One of the growing concerns of the Office of Inspector General (OIG) is the growing tendency among to upcode claims, that is, to code and report encounters as more serious and requiring more costly treatments than they actually do. What’s even more alarming is that the electronic health record (EHR) could be responsible this practice. Medical transcription services can help providers report patient care /visits accurately, streamline EHR use, and reduce audit risks.
Pitfalls of Automated Documentation
- With their cut and paste and keyboard macros, EHRs make the cloning and copying of information easier. The template approach of the electronic medical record (EMR) is rigid and cumbersome, and may not reflect what the physician means. These automated systems may assign codes and generate words that do not really reflect the treatment that the physician intends to provide. This can lead to upcoding or undercoding, both of which are considered fraudulent practices.

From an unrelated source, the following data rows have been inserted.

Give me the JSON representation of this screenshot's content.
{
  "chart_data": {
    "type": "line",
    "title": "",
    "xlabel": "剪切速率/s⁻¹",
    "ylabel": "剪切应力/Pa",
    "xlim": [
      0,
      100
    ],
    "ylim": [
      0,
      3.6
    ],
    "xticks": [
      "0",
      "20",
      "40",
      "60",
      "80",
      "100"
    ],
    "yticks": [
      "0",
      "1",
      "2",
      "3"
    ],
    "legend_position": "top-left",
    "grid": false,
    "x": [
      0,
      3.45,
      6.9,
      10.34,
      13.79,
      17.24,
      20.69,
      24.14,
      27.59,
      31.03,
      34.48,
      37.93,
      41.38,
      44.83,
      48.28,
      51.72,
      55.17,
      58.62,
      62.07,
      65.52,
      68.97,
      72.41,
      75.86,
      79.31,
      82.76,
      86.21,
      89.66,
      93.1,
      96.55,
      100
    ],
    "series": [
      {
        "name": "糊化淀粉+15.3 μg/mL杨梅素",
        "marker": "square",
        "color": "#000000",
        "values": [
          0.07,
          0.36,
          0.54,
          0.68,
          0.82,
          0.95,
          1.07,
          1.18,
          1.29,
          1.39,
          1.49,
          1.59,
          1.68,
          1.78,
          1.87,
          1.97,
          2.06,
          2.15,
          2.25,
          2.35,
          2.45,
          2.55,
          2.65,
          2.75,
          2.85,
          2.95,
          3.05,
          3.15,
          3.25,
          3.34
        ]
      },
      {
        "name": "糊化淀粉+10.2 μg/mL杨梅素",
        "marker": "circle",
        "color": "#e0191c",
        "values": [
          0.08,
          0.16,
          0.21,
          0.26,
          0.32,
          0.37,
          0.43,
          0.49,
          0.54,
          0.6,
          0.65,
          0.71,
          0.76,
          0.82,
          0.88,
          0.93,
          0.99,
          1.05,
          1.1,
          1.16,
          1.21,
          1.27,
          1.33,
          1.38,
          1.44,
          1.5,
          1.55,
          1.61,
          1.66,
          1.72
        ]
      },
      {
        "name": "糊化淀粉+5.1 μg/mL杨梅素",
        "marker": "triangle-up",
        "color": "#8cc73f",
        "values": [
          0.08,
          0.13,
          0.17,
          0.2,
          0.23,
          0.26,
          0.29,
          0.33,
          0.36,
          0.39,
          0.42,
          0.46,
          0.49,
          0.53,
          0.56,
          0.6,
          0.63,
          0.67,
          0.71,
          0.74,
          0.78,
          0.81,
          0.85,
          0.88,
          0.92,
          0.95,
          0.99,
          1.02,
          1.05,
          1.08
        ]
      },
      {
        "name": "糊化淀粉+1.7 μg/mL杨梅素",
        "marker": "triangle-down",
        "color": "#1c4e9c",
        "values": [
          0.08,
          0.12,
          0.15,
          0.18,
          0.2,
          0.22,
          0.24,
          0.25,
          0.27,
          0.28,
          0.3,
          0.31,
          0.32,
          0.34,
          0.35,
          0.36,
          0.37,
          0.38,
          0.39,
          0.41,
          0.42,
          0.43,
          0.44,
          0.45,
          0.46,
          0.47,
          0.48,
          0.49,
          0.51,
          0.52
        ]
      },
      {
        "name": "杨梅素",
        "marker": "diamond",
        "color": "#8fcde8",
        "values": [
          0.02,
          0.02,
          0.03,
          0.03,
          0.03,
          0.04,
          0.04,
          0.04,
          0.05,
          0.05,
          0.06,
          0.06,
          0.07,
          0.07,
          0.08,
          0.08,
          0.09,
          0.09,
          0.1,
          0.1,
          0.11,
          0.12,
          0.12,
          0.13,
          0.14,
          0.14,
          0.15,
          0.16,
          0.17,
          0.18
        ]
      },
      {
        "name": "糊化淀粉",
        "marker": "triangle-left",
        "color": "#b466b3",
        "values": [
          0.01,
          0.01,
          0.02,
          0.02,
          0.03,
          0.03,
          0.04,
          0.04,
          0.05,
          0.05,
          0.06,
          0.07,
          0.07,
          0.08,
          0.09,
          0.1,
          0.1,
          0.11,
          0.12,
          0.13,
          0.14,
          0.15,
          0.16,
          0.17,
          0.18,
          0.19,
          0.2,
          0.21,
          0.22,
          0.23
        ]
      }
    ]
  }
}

- EHRs offer pick-lists that are very cumbersome and time-consuming to manage. The physician has to go through the lists to customize the template to suit each encounter.
- The cookie-cutter style restricts physicians from expressing their actual opinion about a case, which is very important when it comes to accurate diagnosis and treatment.
- The limited information available in a template would be of no use for a physician’s defense in a malpractice case.
- Entering information in the EHR detracts attention from the patient, so that the physician-patient relationship loses its personal touch.
Tips to Improve EHR Use along with Medical Transcription
Medical transcription provides a unique and concise narrative that reflects accurately the findings and recommendations of the provider documenting the encounter. So the solution to streamlining EHR use lies in blending the electronic record with transcripts of physician dictation. As EHRs are here to stay, it’s crucial that physicians receive streamlined training to use them correctly. Here are some recommended tips to enhance EHR use:
- Document the patient encounter and the course of their treatment in legible manner so that anyone reviewing the medical record can understand it.
- Limit use of macros. If used, they should be customized to reflect the patient’s condition.
- Avoid cloning records completely; if the copy forward function is used, the physician needs to review and update the information in the current documentation.
- For present diagnosis, physical examination and treatment plan, the physician should create a unique history at the encounter using dictation possibilities and medical transcription.
Being aware of the drawbacks and challenge of the EHR and how to surmount them is the key to accurate and meaningful documentation of the patient-physician encounter. Partnering with a reliable medical transcription company can help physicians maintain medical records to meet industry regulations.